To obtain HNT@Ru-2, the same procedure was performed; however, instead of ethylenediaminetetraacetic acid loading inside the tube, urea was used as a ligand. Halloysite (1 g) was dispersed in an aqueous solution of urea (30 mg/mL) under ultrasound for 1 h.
To obtain HNT@Ru-3, halloysite (1 g) was dispersed in hydrazine hydrate (20 mL) under ultrasound for 30 min. The resulting mixture was centrifuged (5500 rpm for 3 min), and the precipitate was separated and washed with ethanol three times to remove excess hydrazine hydrate. Then, acetone (20 mL) was gradually added to the precipitate and kept in an ultrasonic bath for 30 min. The reaction of acetone with hydrazine produced acetone azine. The reaction mixture was centrifuged and washed three times with acetone. Modified halloysite and ruthenium chloride (20 mg) were dispersed in acetone (30 mL) for 30 min to form ruthenium complexes inside aluminosilicate nanotubes. Then, the dispersion was centrifuged (5500 rpm for 3 min), and the precipitate was separated and washed with acetone. Next, an aqueous solution of NaBH4 was added to reduce Ru3+. After completion of the reaction and degassing, the mixture was centrifuged and washed with water three times to remove by-products. The resulting precipitate was redispersed with ruthenium chloride (20 mg) in acetone, followed by washing and reduction of ruthenium complexes with NaBH4. In the last step, the sample was dried at 35 °C for 24 h.
Prior to catalytic reaction, the catalysts were activated at normal pressure in a hydrogen flow at 400 °C for 4 h.
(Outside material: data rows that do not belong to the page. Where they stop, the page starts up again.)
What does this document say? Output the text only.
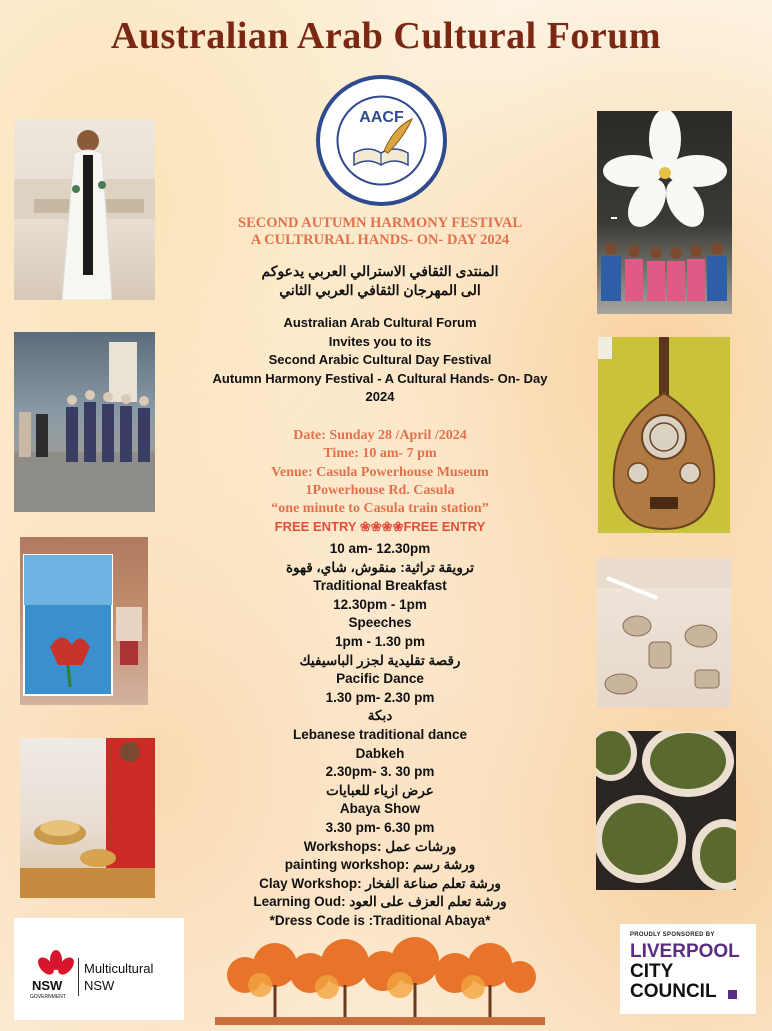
Australian Arab Cultural Forum
AACF
SECOND AUTUMN HARMONY FESTIVAL
A CULTRURAL HANDS- ON- DAY 2024
المنتدى الثقافي الاسترالي العربي يدعوكم
الى المهرجان الثقافي العربي الثاني
Australian Arab Cultural Forum
Invites you to its
Second Arabic Cultural Day Festival
Autumn Harmony Festival - A Cultural Hands- On- Day
2024
Date: Sunday 28 /April /2024
Time: 10 am- 7 pm
Venue: Casula Powerhouse Museum
1Powerhouse Rd. Casula
“one minute to Casula train station”
FREE ENTRY ❀❀❀❀FREE ENTRY
10 am- 12.30pm
ترويقة تراثية: منقوش، شاي، قهوة
Traditional Breakfast
12.30pm - 1pm
Speeches
1pm - 1.30 pm
رقصة تقليدية لجزر الباسيفيك
Pacific Dance
1.30 pm- 2.30 pm
دبكة
Lebanese traditional dance
Dabkeh
2.30pm- 3. 30 pm
عرض ازياء للعبايات
Abaya Show
3.30 pm- 6.30 pm
Workshops: ورشات عمل
painting workshop: ورشة رسم
Clay Workshop: ورشة تعلم صناعة الفخار
Learning Oud: ورشة تعلم العزف على العود
*Dress Code is :Traditional Abaya*
NSW
GOVERNMENT
Multicultural
NSW
PROUDLY SPONSORED BY
LIVERPOOL
CITY
COUNCIL
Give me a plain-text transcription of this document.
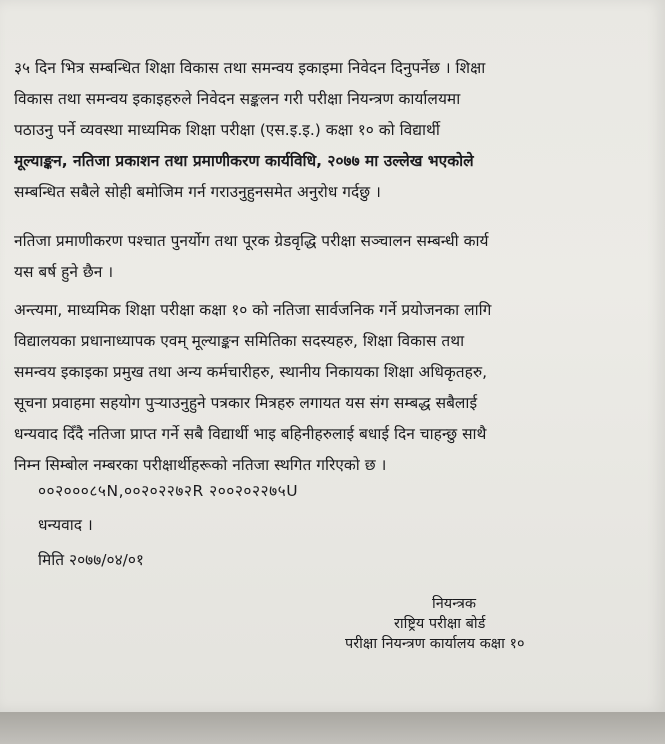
३५ दिन भित्र सम्बन्धित शिक्षा विकास तथा समन्वय इकाइमा निवेदन दिनुपर्नेछ । शिक्षा
विकास तथा समन्वय इकाइहरुले निवेदन सङ्कलन गरी परीक्षा नियन्त्रण कार्यालयमा
पठाउनु पर्ने व्यवस्था माध्यमिक शिक्षा परीक्षा (एस.इ.इ.) कक्षा १० को विद्यार्थी
मूल्याङ्कन, नतिजा प्रकाशन तथा प्रमाणीकरण कार्यविधि, २०७७ मा उल्लेख भएकोले
सम्बन्धित सबैले सोही बमोजिम गर्न गराउनुहुनसमेत अनुरोध गर्दछु ।
नतिजा प्रमाणीकरण पश्चात पुनर्योग तथा पूरक ग्रेडवृद्धि परीक्षा सञ्चालन सम्बन्धी कार्य
यस बर्ष हुने छैन ।
अन्त्यमा, माध्यमिक शिक्षा परीक्षा कक्षा १० को नतिजा सार्वजनिक गर्ने प्रयोजनका लागि
विद्यालयका प्रधानाध्यापक एवम् मूल्याङ्कन समितिका सदस्यहरु, शिक्षा विकास तथा
समन्वय इकाइका प्रमुख तथा अन्य कर्मचारीहरु, स्थानीय निकायका शिक्षा अधिकृतहरु,
सूचना प्रवाहमा सहयोग पुर्‍याउनुहुने पत्रकार मित्रहरु लगायत यस संग सम्बद्ध सबैलाई
धन्यवाद दिँदै नतिजा प्राप्त गर्ने सबै विद्यार्थी भाइ बहिनीहरुलाई बधाई दिन चाहन्छु साथै
निम्न सिम्बोल नम्बरका परीक्षार्थीहरूको नतिजा स्थगित गरिएको छ ।
००२०००८५N,००२०२२७२R २००२०२२७५U
धन्यवाद ।
मिति २०७७/०४/०१
नियन्त्रक
राष्ट्रिय परीक्षा बोर्ड
परीक्षा नियन्त्रण कार्यालय कक्षा १०
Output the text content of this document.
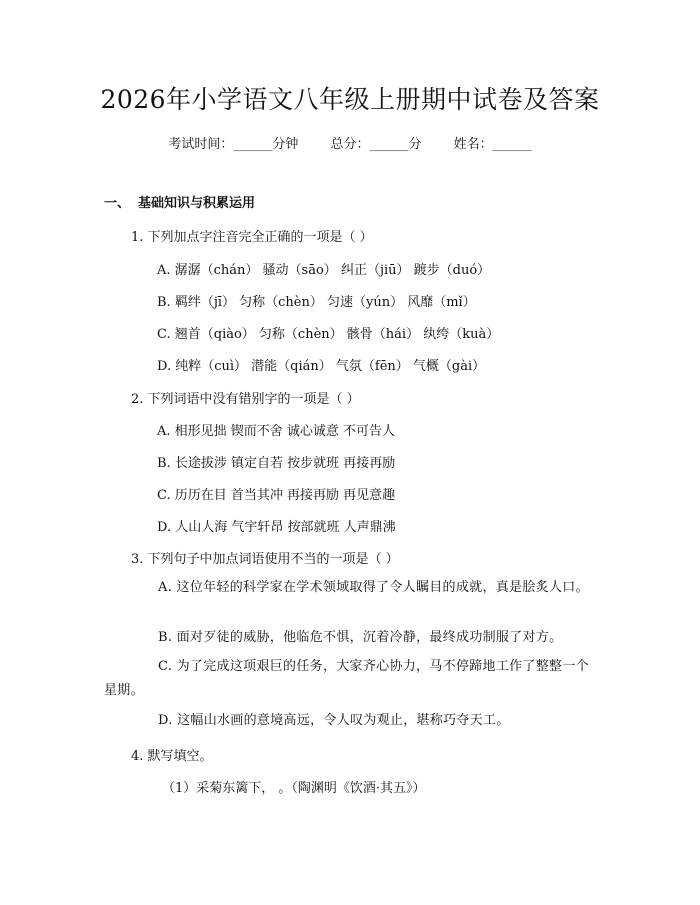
2026年小学语文八年级上册期中试卷及答案
考试时间：______分钟 总分：______分 姓名：______
一、 基础知识与积累运用
1. 下列加点字注音完全正确的一项是（ ）
A. 潺潺（chán） 骚动（sāo） 纠正（jiū） 踱步（duó）
B. 羁绊（jī） 匀称（chèn） 匀速（yún） 风靡（mǐ）
C. 翘首（qiào） 匀称（chèn） 骸骨（hái） 纨绔（kuà）
D. 纯粹（cuì） 潜能（qián） 气氛（fēn） 气概（gài）
2. 下列词语中没有错别字的一项是（ ）
A. 相形见拙 锲而不舍 诚心诚意 不可告人
B. 长途拔涉 镇定自若 按步就班 再接再励
C. 历历在目 首当其冲 再接再励 再见意趣
D. 人山人海 气宇轩昂 按部就班 人声鼎沸
3. 下列句子中加点词语使用不当的一项是（ ）
A. 这位年轻的科学家在学术领域取得了令人瞩目的成就，真是脍炙人口。
B. 面对歹徒的威胁，他临危不惧，沉着冷静，最终成功制服了对方。
C. 为了完成这项艰巨的任务，大家齐心协力，马不停蹄地工作了整整一个星期。
D. 这幅山水画的意境高远，令人叹为观止，堪称巧夺天工。
4. 默写填空。
（1）采菊东篱下， 。（陶渊明《饮酒·其五》）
3.3. Catalyst Characterization
Textural characteristics of the samples obtained were determined on a Micromeritics Gemini VII 2390t instrument (Micromeritics Instrument Corp., Norcross, GA, USA) using the low-temperature N2-adsorption method. Before measurements, the samples were degassed at a temperature of 300 °C for 4 h. The specific surface area was calculated using the Brunauer–Emmett–Teller (BET) equation with adsorption data in the relative pressure range P/P0 = 0.05–0.35.
The acidity of the samples was evaluated using the temperature-programmed desorption of ammonia (NH3-TPD) technique on a Micromeritics AutoChem HP2950 instrument (Micromeritics Instrument Corp., Norcross, GA, USA). The sample weighed ~0.3 g; it was placed in a quartz reactor and kept in a nitrogen flow at 700 °C for 1 h with a rate of 50 mL·min–1. Saturation was carried out in a flow of dried ammonia diluted with nitrogen (8 vol.% NH3) at a temperature of 60 °C for 30 min. The removal of physically adsorbed ammonia was carried out at 100 °C in a nitrogen flow of 50 mL·min–1 for 30 min. To obtain the NH3-TPD curve, the temperature was gradually raised from 100 °C to 700 °C at a rate of 10 °C·min–1. Samples of fresh and spent catalysts were examined using a transmission electron microscope (JEM-2100, JEOL, Tokyo, Japan). The obtained images were processed using the Image J program developed by employees of the National Institutes of Health (Madison, WI, USA.) Particle size distribution was analyzed using 4–5 microphotographs based on counting 400–500 nanoparticles. The processed data were used to plot the histograms and determine the average particle size of the metal with Origin Software (8, Northampton, MA, USA).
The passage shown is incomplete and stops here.